Wu Niu Zao is usually processed very much like Long Jing. It is hand picked and then withered in the sun or in a controlled indoor environment to drive some moisture out of the leaves and make them more pliable. The leaves are then put through a unique wok firing process that involves repeatedly pressing the leaves against the surface of a moderately heated wok and tossing them in the air to cool them and prevent burning. This repeated pressing and tossing results in the distinctive flat shape of the finished leaves and contributes to the nutty/toasty flavor of the finished tea. After the wok firing, the tea leaves are baked to finish drying the leaves completely and to enhance and/or balance the nutty flavors & aromas created during the wok firing.

Because Wu Niu Zao is so difficult to distinguish physically from the Long Jing Cultivars, it is often sold either unknowingly or dishonestly by some tea sellers as Long Jing. While this is not illegal or even necessarily discouraged in the secondary & tertiary tea markets in and outside of China, from a purist standpoint, true Long Jing is only produced from the traditional Long Jing varietal or the newer, earlier maturing Long Jing #43 varietal tea plants. Unfortunately, because there is some dishonesty and mislabeling of this varietal, it is often simply overlooked by green tea drinkers, and many people don’t get to appreciate it for what it is: a distinctive and quite delicious green tea.

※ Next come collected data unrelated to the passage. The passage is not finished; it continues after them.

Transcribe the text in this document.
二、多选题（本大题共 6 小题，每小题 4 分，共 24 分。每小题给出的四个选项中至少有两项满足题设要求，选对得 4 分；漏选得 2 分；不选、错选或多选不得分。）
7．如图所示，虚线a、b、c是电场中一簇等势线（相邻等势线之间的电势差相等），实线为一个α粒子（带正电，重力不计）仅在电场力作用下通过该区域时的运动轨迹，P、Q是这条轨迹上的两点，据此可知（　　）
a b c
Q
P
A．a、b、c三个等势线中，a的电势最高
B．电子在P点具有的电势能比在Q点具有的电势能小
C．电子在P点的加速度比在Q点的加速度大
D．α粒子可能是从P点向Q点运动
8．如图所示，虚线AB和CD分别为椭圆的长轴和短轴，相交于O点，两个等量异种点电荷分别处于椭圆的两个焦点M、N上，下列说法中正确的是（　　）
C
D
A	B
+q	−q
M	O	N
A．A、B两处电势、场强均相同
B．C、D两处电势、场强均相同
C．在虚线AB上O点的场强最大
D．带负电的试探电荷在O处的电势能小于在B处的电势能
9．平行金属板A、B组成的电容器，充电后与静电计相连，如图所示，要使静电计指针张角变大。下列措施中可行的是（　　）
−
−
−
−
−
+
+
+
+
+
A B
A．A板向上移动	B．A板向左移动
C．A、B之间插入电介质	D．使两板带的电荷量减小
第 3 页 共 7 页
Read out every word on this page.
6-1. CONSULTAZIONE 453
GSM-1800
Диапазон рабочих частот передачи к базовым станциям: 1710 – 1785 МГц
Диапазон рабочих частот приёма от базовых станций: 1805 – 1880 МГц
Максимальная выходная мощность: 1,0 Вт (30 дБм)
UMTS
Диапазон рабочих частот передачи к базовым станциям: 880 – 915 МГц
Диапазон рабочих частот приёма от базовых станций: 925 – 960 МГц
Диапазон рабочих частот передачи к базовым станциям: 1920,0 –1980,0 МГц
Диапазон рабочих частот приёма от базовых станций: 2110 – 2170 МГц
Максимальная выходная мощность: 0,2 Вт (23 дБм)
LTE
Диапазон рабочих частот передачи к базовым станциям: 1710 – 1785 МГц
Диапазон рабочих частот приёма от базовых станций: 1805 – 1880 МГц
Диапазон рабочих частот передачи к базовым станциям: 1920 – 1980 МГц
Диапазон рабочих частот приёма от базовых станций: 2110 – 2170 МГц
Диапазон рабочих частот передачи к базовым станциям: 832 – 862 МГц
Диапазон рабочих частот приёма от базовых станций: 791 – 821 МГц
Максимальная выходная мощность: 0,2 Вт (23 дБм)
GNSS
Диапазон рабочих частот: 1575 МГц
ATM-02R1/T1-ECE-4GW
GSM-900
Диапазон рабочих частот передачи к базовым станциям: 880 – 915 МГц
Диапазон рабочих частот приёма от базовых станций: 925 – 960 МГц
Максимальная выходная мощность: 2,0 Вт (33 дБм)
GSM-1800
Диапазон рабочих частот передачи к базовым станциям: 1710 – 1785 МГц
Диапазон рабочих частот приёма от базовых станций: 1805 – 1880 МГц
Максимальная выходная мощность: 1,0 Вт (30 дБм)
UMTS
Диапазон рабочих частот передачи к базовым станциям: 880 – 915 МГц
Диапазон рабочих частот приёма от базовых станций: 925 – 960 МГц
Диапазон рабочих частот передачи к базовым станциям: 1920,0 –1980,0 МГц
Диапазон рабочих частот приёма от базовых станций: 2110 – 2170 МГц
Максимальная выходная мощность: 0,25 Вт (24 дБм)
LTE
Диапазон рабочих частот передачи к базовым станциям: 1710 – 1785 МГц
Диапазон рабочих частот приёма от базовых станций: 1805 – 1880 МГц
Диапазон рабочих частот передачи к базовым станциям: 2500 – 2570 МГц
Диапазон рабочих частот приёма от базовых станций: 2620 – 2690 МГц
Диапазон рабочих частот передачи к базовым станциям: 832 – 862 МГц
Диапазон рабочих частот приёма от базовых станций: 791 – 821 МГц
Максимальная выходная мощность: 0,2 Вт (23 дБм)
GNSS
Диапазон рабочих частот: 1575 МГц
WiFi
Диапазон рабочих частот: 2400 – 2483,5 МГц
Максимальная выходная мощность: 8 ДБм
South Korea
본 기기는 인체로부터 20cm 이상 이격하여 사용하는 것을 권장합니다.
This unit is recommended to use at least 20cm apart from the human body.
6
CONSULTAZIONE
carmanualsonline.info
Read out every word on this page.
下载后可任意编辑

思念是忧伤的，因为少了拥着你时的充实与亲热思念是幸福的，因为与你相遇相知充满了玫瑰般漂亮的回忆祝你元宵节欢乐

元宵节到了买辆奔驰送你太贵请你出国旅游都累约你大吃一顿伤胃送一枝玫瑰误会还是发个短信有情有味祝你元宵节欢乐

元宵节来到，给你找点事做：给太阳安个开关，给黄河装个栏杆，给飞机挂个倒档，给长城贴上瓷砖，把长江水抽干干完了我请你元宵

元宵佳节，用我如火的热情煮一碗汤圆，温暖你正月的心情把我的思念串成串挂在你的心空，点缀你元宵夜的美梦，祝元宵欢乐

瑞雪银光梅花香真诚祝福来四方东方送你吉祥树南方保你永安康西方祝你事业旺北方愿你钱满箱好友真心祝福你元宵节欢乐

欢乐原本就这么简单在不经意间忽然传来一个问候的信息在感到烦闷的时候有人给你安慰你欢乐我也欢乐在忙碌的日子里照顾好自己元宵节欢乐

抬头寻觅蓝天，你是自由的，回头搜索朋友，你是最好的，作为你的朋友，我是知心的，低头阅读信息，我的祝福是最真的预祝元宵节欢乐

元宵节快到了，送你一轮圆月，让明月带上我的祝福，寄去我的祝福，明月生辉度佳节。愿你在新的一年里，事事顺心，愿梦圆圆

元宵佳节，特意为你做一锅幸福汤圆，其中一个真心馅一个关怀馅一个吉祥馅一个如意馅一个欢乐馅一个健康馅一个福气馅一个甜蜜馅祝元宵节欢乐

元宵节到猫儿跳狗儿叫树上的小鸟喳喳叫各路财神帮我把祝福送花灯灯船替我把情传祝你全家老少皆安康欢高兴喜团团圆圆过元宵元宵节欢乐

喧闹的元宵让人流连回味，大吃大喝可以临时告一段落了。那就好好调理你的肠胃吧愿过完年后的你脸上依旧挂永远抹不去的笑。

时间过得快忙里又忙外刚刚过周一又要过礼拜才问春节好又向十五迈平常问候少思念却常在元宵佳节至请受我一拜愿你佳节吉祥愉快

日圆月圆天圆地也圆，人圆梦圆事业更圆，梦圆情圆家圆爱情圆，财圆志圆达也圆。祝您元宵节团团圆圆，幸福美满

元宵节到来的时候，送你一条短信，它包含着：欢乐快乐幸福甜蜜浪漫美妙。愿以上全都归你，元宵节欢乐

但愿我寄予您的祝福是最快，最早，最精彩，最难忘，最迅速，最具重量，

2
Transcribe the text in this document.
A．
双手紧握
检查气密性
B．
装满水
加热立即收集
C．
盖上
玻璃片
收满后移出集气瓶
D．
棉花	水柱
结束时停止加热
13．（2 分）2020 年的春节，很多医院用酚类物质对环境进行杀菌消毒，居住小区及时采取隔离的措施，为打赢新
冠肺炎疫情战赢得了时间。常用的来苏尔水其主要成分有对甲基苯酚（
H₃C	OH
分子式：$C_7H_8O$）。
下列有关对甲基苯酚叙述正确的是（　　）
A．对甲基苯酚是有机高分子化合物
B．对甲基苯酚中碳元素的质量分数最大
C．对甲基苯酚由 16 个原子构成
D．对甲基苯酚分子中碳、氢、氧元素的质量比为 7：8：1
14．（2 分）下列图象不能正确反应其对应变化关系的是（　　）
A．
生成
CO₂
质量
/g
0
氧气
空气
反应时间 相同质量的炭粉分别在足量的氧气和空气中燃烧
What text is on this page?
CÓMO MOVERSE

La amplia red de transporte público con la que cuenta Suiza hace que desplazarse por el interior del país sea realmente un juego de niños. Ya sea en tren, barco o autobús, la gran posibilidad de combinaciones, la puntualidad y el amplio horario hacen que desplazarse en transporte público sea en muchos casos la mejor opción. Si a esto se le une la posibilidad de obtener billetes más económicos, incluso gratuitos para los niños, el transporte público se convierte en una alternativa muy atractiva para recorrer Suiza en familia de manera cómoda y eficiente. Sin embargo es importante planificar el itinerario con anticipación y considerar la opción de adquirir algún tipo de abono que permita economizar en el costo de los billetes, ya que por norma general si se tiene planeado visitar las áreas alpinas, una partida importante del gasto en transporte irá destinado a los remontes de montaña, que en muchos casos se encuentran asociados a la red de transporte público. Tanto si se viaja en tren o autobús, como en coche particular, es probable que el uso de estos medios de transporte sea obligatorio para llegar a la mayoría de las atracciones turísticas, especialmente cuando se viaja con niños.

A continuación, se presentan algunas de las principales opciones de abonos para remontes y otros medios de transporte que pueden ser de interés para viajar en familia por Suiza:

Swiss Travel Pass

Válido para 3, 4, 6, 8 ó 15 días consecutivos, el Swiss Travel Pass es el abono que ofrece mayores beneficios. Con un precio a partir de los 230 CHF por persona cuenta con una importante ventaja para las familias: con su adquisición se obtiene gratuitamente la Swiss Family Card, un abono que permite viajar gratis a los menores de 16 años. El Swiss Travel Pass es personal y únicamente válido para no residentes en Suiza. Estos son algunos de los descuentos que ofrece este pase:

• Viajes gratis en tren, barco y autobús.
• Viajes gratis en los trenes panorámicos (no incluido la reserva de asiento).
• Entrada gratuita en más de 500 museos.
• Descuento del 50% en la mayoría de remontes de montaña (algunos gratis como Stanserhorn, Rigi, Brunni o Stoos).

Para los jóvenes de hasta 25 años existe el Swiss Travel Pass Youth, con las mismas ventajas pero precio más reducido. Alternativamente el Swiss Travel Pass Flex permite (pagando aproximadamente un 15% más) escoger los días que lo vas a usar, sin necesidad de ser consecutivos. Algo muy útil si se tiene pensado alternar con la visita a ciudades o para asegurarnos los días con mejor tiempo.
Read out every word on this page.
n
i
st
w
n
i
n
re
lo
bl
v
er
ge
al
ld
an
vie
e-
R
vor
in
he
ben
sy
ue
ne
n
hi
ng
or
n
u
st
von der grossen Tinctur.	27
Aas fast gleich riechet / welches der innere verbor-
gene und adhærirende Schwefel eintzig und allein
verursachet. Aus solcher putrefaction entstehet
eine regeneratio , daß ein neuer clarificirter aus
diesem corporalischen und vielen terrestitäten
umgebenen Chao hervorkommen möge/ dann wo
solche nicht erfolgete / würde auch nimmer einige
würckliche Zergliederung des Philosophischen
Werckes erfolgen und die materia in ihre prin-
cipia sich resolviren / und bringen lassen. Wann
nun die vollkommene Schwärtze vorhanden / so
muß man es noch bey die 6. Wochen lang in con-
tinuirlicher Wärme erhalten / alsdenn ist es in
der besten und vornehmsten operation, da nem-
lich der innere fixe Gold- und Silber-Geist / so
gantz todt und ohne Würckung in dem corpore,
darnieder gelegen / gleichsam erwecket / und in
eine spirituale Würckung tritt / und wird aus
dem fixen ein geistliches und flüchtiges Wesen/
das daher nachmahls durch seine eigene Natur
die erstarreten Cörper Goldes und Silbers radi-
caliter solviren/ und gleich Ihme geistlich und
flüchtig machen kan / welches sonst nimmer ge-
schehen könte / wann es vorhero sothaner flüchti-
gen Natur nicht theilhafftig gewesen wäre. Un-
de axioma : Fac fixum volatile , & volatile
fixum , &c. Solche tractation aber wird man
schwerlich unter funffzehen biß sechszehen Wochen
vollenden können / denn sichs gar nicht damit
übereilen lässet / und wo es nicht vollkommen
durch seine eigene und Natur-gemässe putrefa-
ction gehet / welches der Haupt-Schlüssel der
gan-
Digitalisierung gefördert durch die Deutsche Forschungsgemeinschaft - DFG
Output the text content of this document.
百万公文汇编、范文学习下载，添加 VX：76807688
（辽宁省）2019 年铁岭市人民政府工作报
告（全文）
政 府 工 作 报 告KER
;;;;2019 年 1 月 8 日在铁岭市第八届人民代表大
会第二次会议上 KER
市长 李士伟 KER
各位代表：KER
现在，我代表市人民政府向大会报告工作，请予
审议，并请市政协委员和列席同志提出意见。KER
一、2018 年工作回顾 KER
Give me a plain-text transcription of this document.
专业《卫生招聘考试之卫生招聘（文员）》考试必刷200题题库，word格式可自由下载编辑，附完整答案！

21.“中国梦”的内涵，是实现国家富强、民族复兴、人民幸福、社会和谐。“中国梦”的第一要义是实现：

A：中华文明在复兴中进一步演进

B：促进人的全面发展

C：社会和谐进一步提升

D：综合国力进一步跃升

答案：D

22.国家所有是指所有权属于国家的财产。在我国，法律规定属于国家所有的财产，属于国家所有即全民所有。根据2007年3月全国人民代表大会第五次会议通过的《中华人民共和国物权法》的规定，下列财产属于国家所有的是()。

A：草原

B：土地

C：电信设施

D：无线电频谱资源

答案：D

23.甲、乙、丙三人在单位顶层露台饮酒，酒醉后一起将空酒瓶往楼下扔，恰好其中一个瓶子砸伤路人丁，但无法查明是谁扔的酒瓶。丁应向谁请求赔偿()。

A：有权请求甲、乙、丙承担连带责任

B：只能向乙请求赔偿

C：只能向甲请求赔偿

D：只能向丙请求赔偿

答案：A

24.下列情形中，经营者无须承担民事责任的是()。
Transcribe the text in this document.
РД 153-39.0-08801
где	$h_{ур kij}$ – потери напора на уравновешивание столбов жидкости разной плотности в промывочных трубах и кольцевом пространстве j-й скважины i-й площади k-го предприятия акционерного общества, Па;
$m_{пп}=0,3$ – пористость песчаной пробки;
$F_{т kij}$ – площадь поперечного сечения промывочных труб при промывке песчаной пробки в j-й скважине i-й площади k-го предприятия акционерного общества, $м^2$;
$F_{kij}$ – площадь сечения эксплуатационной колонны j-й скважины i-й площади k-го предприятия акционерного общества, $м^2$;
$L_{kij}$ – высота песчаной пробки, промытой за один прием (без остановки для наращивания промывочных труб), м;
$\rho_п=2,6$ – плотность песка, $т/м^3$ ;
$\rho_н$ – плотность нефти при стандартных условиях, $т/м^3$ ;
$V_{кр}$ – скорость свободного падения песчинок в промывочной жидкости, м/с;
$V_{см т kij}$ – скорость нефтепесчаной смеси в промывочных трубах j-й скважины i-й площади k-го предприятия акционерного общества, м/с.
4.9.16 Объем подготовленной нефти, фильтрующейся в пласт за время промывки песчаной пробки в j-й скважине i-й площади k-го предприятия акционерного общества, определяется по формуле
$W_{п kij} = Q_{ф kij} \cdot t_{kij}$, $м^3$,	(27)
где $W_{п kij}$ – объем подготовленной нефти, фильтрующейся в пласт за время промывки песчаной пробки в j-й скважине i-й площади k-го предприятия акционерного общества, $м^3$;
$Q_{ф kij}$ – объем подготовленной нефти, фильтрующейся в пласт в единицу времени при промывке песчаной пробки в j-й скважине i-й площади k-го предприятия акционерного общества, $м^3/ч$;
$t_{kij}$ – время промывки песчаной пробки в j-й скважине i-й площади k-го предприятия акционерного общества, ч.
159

When steeped, this batch of Wu Niu Zao steeps a nicely clear, yellow gold liquor with a sweet, green, nutty aroma and a rich, thick mouthfeel. To my taste buds, it is a delicious, mild, sweet, nutty/toasty, and almost “meaty” green tea. “Meaty” is an unusual descriptive word to associate with a green tea, but it has a thickness and depth of flavor that just seems to fit the term “meaty” for some reason. The flavor of this tea is somewhat less floral and complex than a good Long Jing, but I find it to be more accessible to people who are new to tea of this style. Really, I think Wu Niu Zao is almost a “gateway tea” of sorts to awaken a person’s palate to the wonders of tea processed in this style from Zhejiang province.

To steep this tea, I recommend steeping in Gong Fu style in a gaiwan or in a Yixing type teapot. Use water at about 175°F, a series of short steepings, and gradually increase the water temperature and steeping time for each steeping. If you prefer to steep your green tea in a more Western manner, start with about 2 grams (a big heaping teaspoon+) per cup and a steeping temperature of around 175°F.

I also highly recommend using a very informal “grandpa style” approach when steeping this tea. Simply place a small handful in a highball type glass, pour in 175°F water and let it steep until the begin to sink and start “dancing” on the bottom of your glass. Either blow any floating leaves out of the way before drinking or simply drink the tea liquor around them. Then, when you run out of water, just add more to the same batch of leaves. Keep enjoying and adding water until the flavor is gone.